I agree with you that Google wants as much of what they do to be as much of a mystery as possible.
Hi Eduard,
You’re welcome. Not sure how much any of the analysis methods I’ve listed have changed, and I know there are a number of others as well. Google provided enough information with their post to make this a mystery, and not enough to give us a clear idea of what they might have changed. Is it tied to the devaluation of link networks, since that seems to be something Google appears to have done a lot of recently? Maybe.
From a strategic perspective, Google has moved into dangerous ground by devaluing third party links. Granted this has been a gradual process over the past several years.
Google’s principal value add as a search engine – it’s most defensible position – was that it was merely “rolling up the data” about what the denizens of the web thought was important / useful.

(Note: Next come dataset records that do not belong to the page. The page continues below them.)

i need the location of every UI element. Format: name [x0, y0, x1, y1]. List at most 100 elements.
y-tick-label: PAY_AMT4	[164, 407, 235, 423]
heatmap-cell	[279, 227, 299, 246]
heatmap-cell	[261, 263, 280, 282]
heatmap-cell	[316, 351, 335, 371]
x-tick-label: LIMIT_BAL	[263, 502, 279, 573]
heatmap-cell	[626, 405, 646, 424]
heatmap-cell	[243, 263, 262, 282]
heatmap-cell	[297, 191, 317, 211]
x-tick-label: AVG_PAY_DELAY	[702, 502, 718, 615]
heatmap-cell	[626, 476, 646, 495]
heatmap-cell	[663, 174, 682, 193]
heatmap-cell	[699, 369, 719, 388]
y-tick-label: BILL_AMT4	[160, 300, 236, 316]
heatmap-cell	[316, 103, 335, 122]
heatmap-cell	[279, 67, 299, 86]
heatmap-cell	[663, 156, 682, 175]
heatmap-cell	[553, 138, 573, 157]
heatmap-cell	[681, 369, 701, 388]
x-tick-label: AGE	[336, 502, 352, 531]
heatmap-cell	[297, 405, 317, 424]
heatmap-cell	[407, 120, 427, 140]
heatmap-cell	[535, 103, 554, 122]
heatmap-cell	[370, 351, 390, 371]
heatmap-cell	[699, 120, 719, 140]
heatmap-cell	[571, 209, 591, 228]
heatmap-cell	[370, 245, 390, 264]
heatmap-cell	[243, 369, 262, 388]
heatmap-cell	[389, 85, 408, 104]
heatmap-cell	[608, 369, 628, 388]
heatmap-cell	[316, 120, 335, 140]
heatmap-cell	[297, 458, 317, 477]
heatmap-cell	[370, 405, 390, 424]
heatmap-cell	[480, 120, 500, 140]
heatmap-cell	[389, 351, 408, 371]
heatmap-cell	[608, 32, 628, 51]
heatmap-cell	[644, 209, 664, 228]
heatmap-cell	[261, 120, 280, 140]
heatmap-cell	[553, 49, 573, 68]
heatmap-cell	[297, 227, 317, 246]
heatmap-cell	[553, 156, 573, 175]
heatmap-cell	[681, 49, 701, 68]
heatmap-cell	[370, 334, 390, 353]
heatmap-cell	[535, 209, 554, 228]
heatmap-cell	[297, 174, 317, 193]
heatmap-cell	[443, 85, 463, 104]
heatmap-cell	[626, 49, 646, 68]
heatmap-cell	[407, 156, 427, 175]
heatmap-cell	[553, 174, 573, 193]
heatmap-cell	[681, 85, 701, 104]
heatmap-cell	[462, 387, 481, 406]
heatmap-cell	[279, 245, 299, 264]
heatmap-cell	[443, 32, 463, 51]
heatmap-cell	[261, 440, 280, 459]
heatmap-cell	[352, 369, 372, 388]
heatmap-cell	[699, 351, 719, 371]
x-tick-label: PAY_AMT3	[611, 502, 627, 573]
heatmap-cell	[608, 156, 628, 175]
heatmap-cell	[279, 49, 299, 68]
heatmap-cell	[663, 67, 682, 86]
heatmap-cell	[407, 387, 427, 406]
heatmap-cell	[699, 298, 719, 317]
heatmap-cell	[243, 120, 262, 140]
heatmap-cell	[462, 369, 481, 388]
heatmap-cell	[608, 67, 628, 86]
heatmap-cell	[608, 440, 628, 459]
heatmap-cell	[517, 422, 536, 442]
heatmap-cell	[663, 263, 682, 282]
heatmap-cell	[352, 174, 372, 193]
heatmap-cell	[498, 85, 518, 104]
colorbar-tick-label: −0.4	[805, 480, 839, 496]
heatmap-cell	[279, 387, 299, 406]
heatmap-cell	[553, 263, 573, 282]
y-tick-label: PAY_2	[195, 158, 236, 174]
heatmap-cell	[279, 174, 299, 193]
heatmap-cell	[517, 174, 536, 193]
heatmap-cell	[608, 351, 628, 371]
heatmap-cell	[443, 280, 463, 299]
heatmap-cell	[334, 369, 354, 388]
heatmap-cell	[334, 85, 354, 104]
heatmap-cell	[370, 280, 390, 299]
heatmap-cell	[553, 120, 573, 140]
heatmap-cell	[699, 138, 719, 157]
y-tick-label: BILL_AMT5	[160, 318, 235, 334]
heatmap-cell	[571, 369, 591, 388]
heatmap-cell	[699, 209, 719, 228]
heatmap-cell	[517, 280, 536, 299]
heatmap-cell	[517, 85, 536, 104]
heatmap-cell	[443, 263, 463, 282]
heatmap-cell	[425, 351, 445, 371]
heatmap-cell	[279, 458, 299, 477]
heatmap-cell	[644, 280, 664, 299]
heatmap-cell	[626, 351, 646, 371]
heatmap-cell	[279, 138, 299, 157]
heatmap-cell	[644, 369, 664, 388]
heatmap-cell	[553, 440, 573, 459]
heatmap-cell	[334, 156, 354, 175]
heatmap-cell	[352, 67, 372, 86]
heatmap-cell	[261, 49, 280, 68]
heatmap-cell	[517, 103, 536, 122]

One metric of this is links (one link = one vote), search behavior (what clicks, sticks, bounces) was another key indicator. Both are independant, fairly objective, and relatively hard to fake. Google wasn’t directly “ranking” the quality of content – just reporting what users / webmasters thought.
What are the alternatives?
– Social Media? Google’s out of position there, Social Media buzz is also relatively easy to fake.
– Semantic Analysis???
The latter is a very scary place – if Google’s “automated review” of what it thinks a good website should have becomes the basis of determining search rank. Both for webmasters and Google. Imagine a political candidate whose website ranked on the second page – because they didn’t follow Google’s rules… or a Google competitor in a similar situation? Once Google starts directly rendering an opinion about what is good / bad, the objectivity of their search results comes into question…
I enjoyed reading your article. Every single method listed here makes sense… I would add traffic as a good parameter, as I’m pretty sure that a link that receives 0 clicks has less value respect a link that generates thousands of visits.
Hi John,
We are moving into some uncertain areas, with Google consider more signals including some that are likely social and other ones that may rely more upon semantic analysis. In addition, Google has been expanding their definition of what “relevance” means, from the simple matching of keywords from a query to keywords on documents. Google’s trying to understand the situational or informational needs behind many queries, and the concepts and categories that they might best match. It’s also likely that more user behavior data is playing a role in what ranks where, or is the basis of statistical models to try to best predict user behavior.
Hi Simone,
When I wrote this post, my motivation was to show that Google uses a lot of different link analysis methods, and has described a good many of them in patents or papers. I don’t know if any of the 12 I listed were the one that Google stopped using. I probably could have listed over 100 if I had a week or two to do it. 🙂
Google is creating a great confusion on our part due to changes in its search algorithm. Some web administrators even received e-mail notifications from Google warning them about unnatural links on their site. Yet the manner by which Google determines “unnatural” is still a big question. Google advises us to create quality content, but can hardly protect us from possibility of poor links being directed to our site by our competitors.